Además, el deseo del PP y de sus satélites mediáticos de que no les vinculen con las acciones públicas de Vito Quiles, nos demuestra que el escrache liberal no cabe inscribirlo como otro elemento de la lucha PP-PSOE, sino que forma parte de la resistencia de los de abajo contra los de arriba.
Sería una manifestación del «poder destituyente» frente al «poder constituido».

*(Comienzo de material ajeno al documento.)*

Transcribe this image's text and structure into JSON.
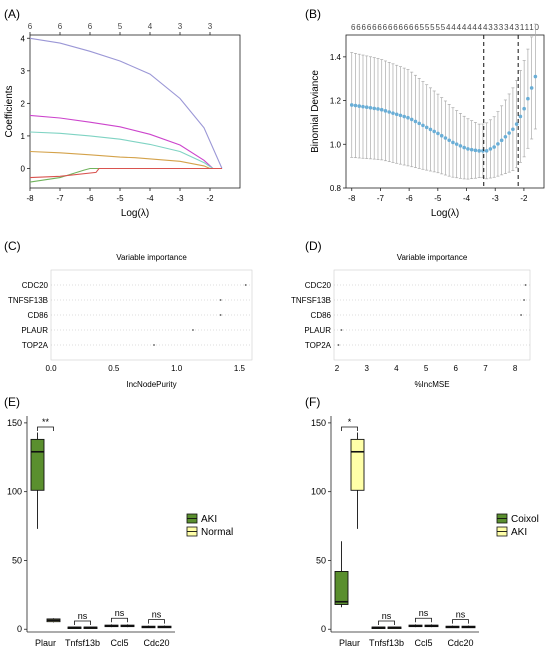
{
  "chart_data": [
    {
      "id": "A",
      "type": "line",
      "panel_label": "(A)",
      "xlabel": "Log(λ)",
      "ylabel": "Coefficients",
      "xlim": [
        -8,
        -1
      ],
      "ylim": [
        -0.6,
        4.1
      ],
      "x_ticks": [
        -8,
        -7,
        -6,
        -5,
        -4,
        -3,
        -2
      ],
      "y_ticks": [
        0,
        1,
        2,
        3,
        4
      ],
      "top_axis": {
        "positions": [
          -8,
          -7,
          -6,
          -5,
          -4,
          -3,
          -2
        ],
        "labels": [
          "6",
          "6",
          "6",
          "5",
          "4",
          "3",
          "3"
        ]
      },
      "series": [
        {
          "color": "#9b97d6",
          "x": [
            -8,
            -7,
            -6,
            -5,
            -4,
            -3,
            -2.2,
            -1.6
          ],
          "y": [
            4.0,
            3.85,
            3.6,
            3.3,
            2.9,
            2.15,
            1.25,
            0
          ]
        },
        {
          "color": "#cc44cc",
          "x": [
            -8,
            -7,
            -6,
            -5,
            -4,
            -3,
            -2.2,
            -1.9
          ],
          "y": [
            1.63,
            1.55,
            1.42,
            1.28,
            1.05,
            0.72,
            0.25,
            0
          ]
        },
        {
          "color": "#7fd3c3",
          "x": [
            -8,
            -7,
            -6,
            -5,
            -4,
            -3,
            -2.2,
            -1.9
          ],
          "y": [
            1.12,
            1.08,
            1.0,
            0.9,
            0.74,
            0.52,
            0.18,
            0
          ]
        },
        {
          "color": "#d4a24a",
          "x": [
            -8,
            -7,
            -6,
            -5,
            -4.5,
            -3,
            -2.2,
            -2.0
          ],
          "y": [
            0.52,
            0.48,
            0.42,
            0.35,
            0.33,
            0.22,
            0.08,
            0
          ]
        },
        {
          "color": "#70b35c",
          "x": [
            -8,
            -7,
            -6.2,
            -6,
            -1.6
          ],
          "y": [
            -0.42,
            -0.28,
            -0.05,
            0,
            0
          ]
        },
        {
          "color": "#d9534f",
          "x": [
            -8,
            -7,
            -5.8,
            -5.7,
            -1.6
          ],
          "y": [
            -0.28,
            -0.24,
            -0.12,
            0,
            0
          ]
        }
      ]
    },
    {
      "id": "B",
      "type": "scatter",
      "panel_label": "(B)",
      "xlabel": "Log(λ)",
      "ylabel": "Binomial Deviance",
      "xlim": [
        -8.2,
        -1.3
      ],
      "ylim": [
        0.8,
        1.5
      ],
      "x_ticks": [
        -8,
        -7,
        -6,
        -5,
        -4,
        -3,
        -2
      ],
      "y_ticks": [
        0.8,
        1.0,
        1.2,
        1.4
      ],
      "top_axis": {
        "text": "666666666666655555444444443333431110"
      },
      "vlines": [
        -3.4,
        -2.2
      ],
      "points_color": "#6aaed6",
      "errorbar_color": "#aaaaaa",
      "curve": {
        "x": [
          -8.0,
          -7.0,
          -6.0,
          -5.0,
          -4.5,
          -4.0,
          -3.6,
          -3.3,
          -3.0,
          -2.6,
          -2.3,
          -2.0,
          -1.8,
          -1.6
        ],
        "y": [
          1.18,
          1.16,
          1.12,
          1.05,
          1.01,
          0.98,
          0.97,
          0.97,
          0.99,
          1.04,
          1.08,
          1.16,
          1.23,
          1.31
        ]
      },
      "halfwidth": {
        "x": [
          -8.0,
          -6.0,
          -4.0,
          -3.5,
          -3.0,
          -2.0,
          -1.6
        ],
        "y": [
          0.24,
          0.22,
          0.14,
          0.12,
          0.14,
          0.22,
          0.24
        ]
      }
    },
    {
      "id": "C",
      "type": "scatter",
      "panel_label": "(C)",
      "title": "Variable importance",
      "xlabel": "IncNodePurity",
      "categories": [
        "CDC20",
        "TNFSF13B",
        "CD86",
        "PLAUR",
        "TOP2A"
      ],
      "values": [
        1.55,
        1.35,
        1.35,
        1.13,
        0.82
      ],
      "xlim": [
        0,
        1.6
      ],
      "x_ticks": [
        0.0,
        0.5,
        1.0,
        1.5
      ],
      "x_tick_labels": [
        "0.0",
        "0.5",
        "1.0",
        "1.5"
      ]
    },
    {
      "id": "D",
      "type": "scatter",
      "panel_label": "(D)",
      "title": "Variable importance",
      "xlabel": "%IncMSE",
      "categories": [
        "CDC20",
        "TNFSF13B",
        "CD86",
        "PLAUR",
        "TOP2A"
      ],
      "values": [
        8.35,
        8.3,
        8.2,
        2.15,
        2.05
      ],
      "xlim": [
        1.9,
        8.5
      ],
      "x_ticks": [
        2,
        3,
        4,
        5,
        6,
        7,
        8
      ],
      "x_tick_labels": [
        "2",
        "3",
        "4",
        "5",
        "6",
        "7",
        "8"
      ]
    },
    {
      "id": "E",
      "type": "box",
      "panel_label": "(E)",
      "categories": [
        "Plaur",
        "Tnfsf13b",
        "Ccl5",
        "Cdc20"
      ],
      "ylim": [
        -2,
        155
      ],
      "y_ticks": [
        0,
        50,
        100,
        150
      ],
      "legend": [
        {
          "name": "AKI",
          "color": "#5a8f2e"
        },
        {
          "name": "Normal",
          "color": "#ffffa8"
        }
      ],
      "boxes": [
        {
          "category": "Plaur",
          "series": "AKI",
          "whisker_low": 73,
          "q1": 101,
          "median": 129,
          "q3": 138,
          "whisker_high": 143
        },
        {
          "category": "Plaur",
          "series": "Normal",
          "whisker_low": 5,
          "q1": 5.5,
          "median": 6.5,
          "q3": 7.5,
          "whisker_high": 8
        },
        {
          "category": "Tnfsf13b",
          "series": "AKI",
          "whisker_low": 0.8,
          "q1": 1,
          "median": 1.3,
          "q3": 1.6,
          "whisker_high": 1.8
        },
        {
          "category": "Tnfsf13b",
          "series": "Normal",
          "whisker_low": 0.8,
          "q1": 1,
          "median": 1.3,
          "q3": 1.6,
          "whisker_high": 1.8
        },
        {
          "category": "Ccl5",
          "series": "AKI",
          "whisker_low": 1.5,
          "q1": 2,
          "median": 2.5,
          "q3": 3,
          "whisker_high": 3.5
        },
        {
          "category": "Ccl5",
          "series": "Normal",
          "whisker_low": 1.5,
          "q1": 2,
          "median": 2.5,
          "q3": 3,
          "whisker_high": 3.5
        },
        {
          "category": "Cdc20",
          "series": "AKI",
          "whisker_low": 1,
          "q1": 1.4,
          "median": 1.8,
          "q3": 2.2,
          "whisker_high": 2.6
        },
        {
          "category": "Cdc20",
          "series": "Normal",
          "whisker_low": 1,
          "q1": 1.4,
          "median": 1.8,
          "q3": 2.2,
          "whisker_high": 2.6
        }
      ],
      "significance": [
        {
          "category": "Plaur",
          "label": "**",
          "y": 147
        },
        {
          "category": "Tnfsf13b",
          "label": "ns",
          "y": 6
        },
        {
          "category": "Ccl5",
          "label": "ns",
          "y": 8
        },
        {
          "category": "Cdc20",
          "label": "ns",
          "y": 7
        }
      ]
    },
    {
      "id": "F",
      "type": "box",
      "panel_label": "(F)",
      "categories": [
        "Plaur",
        "Tnfsf13b",
        "Ccl5",
        "Cdc20"
      ],
      "ylim": [
        -2,
        155
      ],
      "y_ticks": [
        0,
        50,
        100,
        150
      ],
      "legend": [
        {
          "name": "Coixol",
          "color": "#5a8f2e"
        },
        {
          "name": "AKI",
          "color": "#ffffa8"
        }
      ],
      "boxes": [
        {
          "category": "Plaur",
          "series": "Coixol",
          "whisker_low": 16,
          "q1": 18,
          "median": 20,
          "q3": 42,
          "whisker_high": 64
        },
        {
          "category": "Plaur",
          "series": "AKI",
          "whisker_low": 73,
          "q1": 101,
          "median": 129,
          "q3": 138,
          "whisker_high": 143
        },
        {
          "category": "Tnfsf13b",
          "series": "Coixol",
          "whisker_low": 0.8,
          "q1": 1,
          "median": 1.3,
          "q3": 1.6,
          "whisker_high": 1.8
        },
        {
          "category": "Tnfsf13b",
          "series": "AKI",
          "whisker_low": 0.8,
          "q1": 1,
          "median": 1.3,
          "q3": 1.6,
          "whisker_high": 1.8
        },
        {
          "category": "Ccl5",
          "series": "Coixol",
          "whisker_low": 1.5,
          "q1": 2,
          "median": 2.5,
          "q3": 3,
          "whisker_high": 3.5
        },
        {
          "category": "Ccl5",
          "series": "AKI",
          "whisker_low": 1.5,
          "q1": 2,
          "median": 2.5,
          "q3": 3,
          "whisker_high": 3.5
        },
        {
          "category": "Cdc20",
          "series": "Coixol",
          "whisker_low": 1,
          "q1": 1.4,
          "median": 1.8,
          "q3": 2.2,
          "whisker_high": 2.6
        },
        {
          "category": "Cdc20",
          "series": "AKI",
          "whisker_low": 1,
          "q1": 1.4,
          "median": 1.8,
          "q3": 2.2,
          "whisker_high": 2.6
        }
      ],
      "significance": [
        {
          "category": "Plaur",
          "label": "*",
          "y": 147
        },
        {
          "category": "Tnfsf13b",
          "label": "ns",
          "y": 6
        },
        {
          "category": "Ccl5",
          "label": "ns",
          "y": 8
        },
        {
          "category": "Cdc20",
          "label": "ns",
          "y": 7
        }
      ]
    }
  ]
}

Precisamente por eso, la corriente centrista del PSOE, esto es, el PP, jamás defenderá la disuasión según Vito Quiles, pues el PP aspira a ser «poder constituido» sin trabas como la que puede representar un molesto «poder destituyente», que acaba con el mito democrático de la sagrada identidad entre el pueblo que vota y el gobernante votado, aunque el gobernante votado sea P.S. y su pandilla de imputados.
Por último, viendo las intervenciones de Quiles comprendemos que utilizar los medios del adversario termina por neutralizarlo. Esta es una máxima política que la derecha del régimen jamás ha sabido o querido ver.
En suma, el activista con micrófono le muestra a la derecha política, pero también social; que el camino para frenar a la izquierda no es otro que la disuasión, oponiendo al que le agrede una respuesta del mismo tipo que la que sufre.
El componente disuasor le encontrarán en toda acción política eficaz de la derecha que, por supuesto, la izquierda criminalizará. Esa es la prueba de su éxito.
De Vito Quiles a Cake Minuesa, pasando por Daniel Esteve y su empresa Desokupa; la disuasión es lo que permite que las confrontaciones de la izquierda no terminen en victoria para ella antes de empezar.
No obstante, me permito recomendarle al taimado Quiles que es el momento de que se tape, pues ha alcanzado su punto de máximo prestigio después de que la izquierda haya aplaudido que las acompañantes de Begoña Gómez le hiciesen un mataleón cuando quiso hacerle algunas preguntas contra su voluntad.
Después de haber conseguido que parezca legítimo usar la violencia para neutralizar sus actuaciones y de que busquen con ardor su encarcelamiento para que sufra la pena de Telediario, ya no tiene nada que ganar en el sector político del escrache.
A cambio, se le ofrece un mundo de posibilidades difundiendo urbi et orbi la teoría de la disuasión, versión Vito Quiles.